Marsh’s investigation focused on five unidentified former Texas players and included interviews with athletes, faculty and staff and a review of academic records, according to a letter of findings Marsh sent to the school Tuesday. Although Marsh noted that one former player refused to cooperate, “we find no support for the allegations of academic misconduct or violations of the institution’s procedures.”
Texas also released a September 2015 “case closing letter” from the NCAA that noted its investigation and said “it does not appear there is need for further inquiry into this matter at this time.”
The investigation covered years under coach Rick Barnes, who was fired in March 2015 after 17 seasons. Barnes is now at Tennessee, where a spokesman said Barnes would not comment on the report. Barnes has previously said he was unconcerned by the investigation.
“I want to take every allegation seriously,” Fenves said. “(Marsh) did a very throughout examination.
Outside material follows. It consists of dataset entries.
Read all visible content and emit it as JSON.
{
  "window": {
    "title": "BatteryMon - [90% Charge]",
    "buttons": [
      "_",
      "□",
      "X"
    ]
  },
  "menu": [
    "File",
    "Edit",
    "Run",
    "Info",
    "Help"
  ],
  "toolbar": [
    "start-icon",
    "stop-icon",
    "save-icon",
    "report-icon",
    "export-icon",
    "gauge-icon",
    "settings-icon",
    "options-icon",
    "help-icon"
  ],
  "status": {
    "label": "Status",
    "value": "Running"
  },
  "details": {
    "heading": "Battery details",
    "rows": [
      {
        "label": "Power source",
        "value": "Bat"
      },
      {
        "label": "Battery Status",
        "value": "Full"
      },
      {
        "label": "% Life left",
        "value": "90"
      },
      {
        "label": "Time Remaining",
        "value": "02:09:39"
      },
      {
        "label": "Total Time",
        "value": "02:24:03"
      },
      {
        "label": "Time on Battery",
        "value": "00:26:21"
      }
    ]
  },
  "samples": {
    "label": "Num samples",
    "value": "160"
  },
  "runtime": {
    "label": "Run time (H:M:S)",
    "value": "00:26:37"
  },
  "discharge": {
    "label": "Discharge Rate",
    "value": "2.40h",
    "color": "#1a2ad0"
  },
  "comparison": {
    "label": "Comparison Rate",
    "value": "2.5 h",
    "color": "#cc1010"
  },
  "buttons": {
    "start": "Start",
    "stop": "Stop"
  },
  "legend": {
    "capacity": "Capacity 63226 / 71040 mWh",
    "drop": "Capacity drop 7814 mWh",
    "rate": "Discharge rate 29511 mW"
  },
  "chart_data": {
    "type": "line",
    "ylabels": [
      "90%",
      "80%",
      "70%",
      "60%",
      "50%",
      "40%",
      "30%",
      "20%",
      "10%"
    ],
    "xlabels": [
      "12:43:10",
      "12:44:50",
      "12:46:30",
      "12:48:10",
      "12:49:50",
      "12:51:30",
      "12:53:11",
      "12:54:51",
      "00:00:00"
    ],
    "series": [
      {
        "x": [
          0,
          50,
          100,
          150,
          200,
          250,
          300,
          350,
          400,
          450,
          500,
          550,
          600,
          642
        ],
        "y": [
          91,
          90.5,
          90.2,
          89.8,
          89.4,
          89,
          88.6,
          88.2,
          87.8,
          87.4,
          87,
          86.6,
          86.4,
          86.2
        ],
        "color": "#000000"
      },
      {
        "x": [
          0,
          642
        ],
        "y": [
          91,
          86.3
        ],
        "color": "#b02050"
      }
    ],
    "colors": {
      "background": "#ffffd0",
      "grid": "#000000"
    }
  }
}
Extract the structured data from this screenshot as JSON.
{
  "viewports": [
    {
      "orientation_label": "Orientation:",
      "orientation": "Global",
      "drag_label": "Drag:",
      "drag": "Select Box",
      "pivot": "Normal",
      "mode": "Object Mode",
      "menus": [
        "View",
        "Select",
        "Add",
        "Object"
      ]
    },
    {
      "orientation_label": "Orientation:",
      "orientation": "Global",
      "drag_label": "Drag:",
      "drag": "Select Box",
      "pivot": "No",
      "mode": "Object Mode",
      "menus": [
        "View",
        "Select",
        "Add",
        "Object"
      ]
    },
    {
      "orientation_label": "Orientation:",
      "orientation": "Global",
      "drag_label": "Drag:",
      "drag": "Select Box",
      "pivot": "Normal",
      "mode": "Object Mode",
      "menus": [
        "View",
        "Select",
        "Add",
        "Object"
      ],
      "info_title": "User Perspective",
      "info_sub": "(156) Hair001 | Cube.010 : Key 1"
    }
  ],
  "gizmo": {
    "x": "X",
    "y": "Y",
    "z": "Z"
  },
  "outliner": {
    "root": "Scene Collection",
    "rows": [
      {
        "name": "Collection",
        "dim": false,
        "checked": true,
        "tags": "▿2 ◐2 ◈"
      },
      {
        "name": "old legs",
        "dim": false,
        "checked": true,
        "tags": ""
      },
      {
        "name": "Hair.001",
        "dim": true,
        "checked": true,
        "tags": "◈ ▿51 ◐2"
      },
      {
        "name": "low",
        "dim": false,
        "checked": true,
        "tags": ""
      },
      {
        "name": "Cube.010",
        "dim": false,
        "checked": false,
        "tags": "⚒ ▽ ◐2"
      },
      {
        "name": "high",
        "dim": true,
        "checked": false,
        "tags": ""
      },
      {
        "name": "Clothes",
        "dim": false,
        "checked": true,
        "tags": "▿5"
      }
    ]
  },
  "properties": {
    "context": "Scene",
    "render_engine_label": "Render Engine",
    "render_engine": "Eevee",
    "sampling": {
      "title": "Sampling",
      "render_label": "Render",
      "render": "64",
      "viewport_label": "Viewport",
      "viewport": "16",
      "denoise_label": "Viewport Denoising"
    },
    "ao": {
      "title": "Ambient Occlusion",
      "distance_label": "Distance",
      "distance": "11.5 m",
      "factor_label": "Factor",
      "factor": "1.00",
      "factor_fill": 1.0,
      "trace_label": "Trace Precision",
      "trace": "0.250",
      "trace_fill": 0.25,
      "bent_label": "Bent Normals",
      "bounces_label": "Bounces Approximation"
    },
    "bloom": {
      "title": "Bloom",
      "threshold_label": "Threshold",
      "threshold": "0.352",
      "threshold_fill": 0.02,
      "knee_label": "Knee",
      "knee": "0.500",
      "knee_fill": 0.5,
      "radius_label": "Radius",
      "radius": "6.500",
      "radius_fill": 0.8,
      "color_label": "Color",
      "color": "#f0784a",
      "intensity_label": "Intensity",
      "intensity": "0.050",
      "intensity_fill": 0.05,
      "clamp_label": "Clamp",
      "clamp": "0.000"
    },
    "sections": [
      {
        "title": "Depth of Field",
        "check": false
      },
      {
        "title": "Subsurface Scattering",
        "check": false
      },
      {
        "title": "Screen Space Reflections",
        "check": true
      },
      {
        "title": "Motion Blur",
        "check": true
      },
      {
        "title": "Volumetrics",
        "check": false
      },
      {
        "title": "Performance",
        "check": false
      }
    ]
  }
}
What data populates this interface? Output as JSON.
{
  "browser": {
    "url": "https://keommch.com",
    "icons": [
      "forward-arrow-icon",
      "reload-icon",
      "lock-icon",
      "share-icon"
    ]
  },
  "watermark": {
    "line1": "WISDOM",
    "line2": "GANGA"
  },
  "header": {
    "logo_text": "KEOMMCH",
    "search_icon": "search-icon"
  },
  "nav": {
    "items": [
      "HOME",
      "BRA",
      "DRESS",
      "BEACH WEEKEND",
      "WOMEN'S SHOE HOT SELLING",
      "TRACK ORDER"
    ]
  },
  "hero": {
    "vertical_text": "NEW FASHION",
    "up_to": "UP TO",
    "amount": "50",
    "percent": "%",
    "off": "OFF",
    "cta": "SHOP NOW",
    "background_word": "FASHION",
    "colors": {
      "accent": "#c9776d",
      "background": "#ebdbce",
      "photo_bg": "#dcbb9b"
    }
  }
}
I’m convinced they weren’t substantiated.”
Marsh’s broader review of academic support suggested athletes may be enrolling in less-demanding majors than their first choice, some were concerns that football and basketball players had priority access to be the best tutors and wanted more flexibility scheduling study sessions.
The report found that a large majority of Texas football, baseball, and men’s and women’s basketball players, and more than 70 percent of black athletes are pursuing education degrees.
Fenves called the College of Education an outstanding school that ranks among the best in the country.
“The issue that I think is important is not the numbers in a particular degree program, it’s the process how student athletes decided on their majors,” Fenves said. “I want to make sure we are not precluding student athletes from pursuing certain majors.”
The report said some coaches and faculty were concerned about an emphasis on publicizing a high team GPA over academic progress toward a degree. And they worried that the athletic department’s academic advisers exert too much control over selection of majors.
“One coach said he would happily trade a lower team GPA for the operating principle that student-athletes should be in a full course load, staying on track to graduate on time and in a major that the coach has discussed with the student-athlete as being the student-athlete’s first choice,” the report said.
Marsh’s review interviewed more than 80 athletes, administrators, academic advisers, faculty and staff. It made several recommendations, including:
— Examine the overrepresentation of athletes enrolled in the College of Education.
— Have “meaningful discussions” with incoming freshman about their academic and future plans as soon as they arrive to make sure they enroll in the right classes from the start to advance toward those degrees.
— Ensure that academic advising be conducted by both athletics counselors and college advisers.
“The report gives me an even fuller understanding of how we, as a university, serve our student-athletes, what we are doing well — and what we can do better,” Fenves said. “Most of the findings are positive, but there are opportunities to improve the programs and experiences for student-athletes.”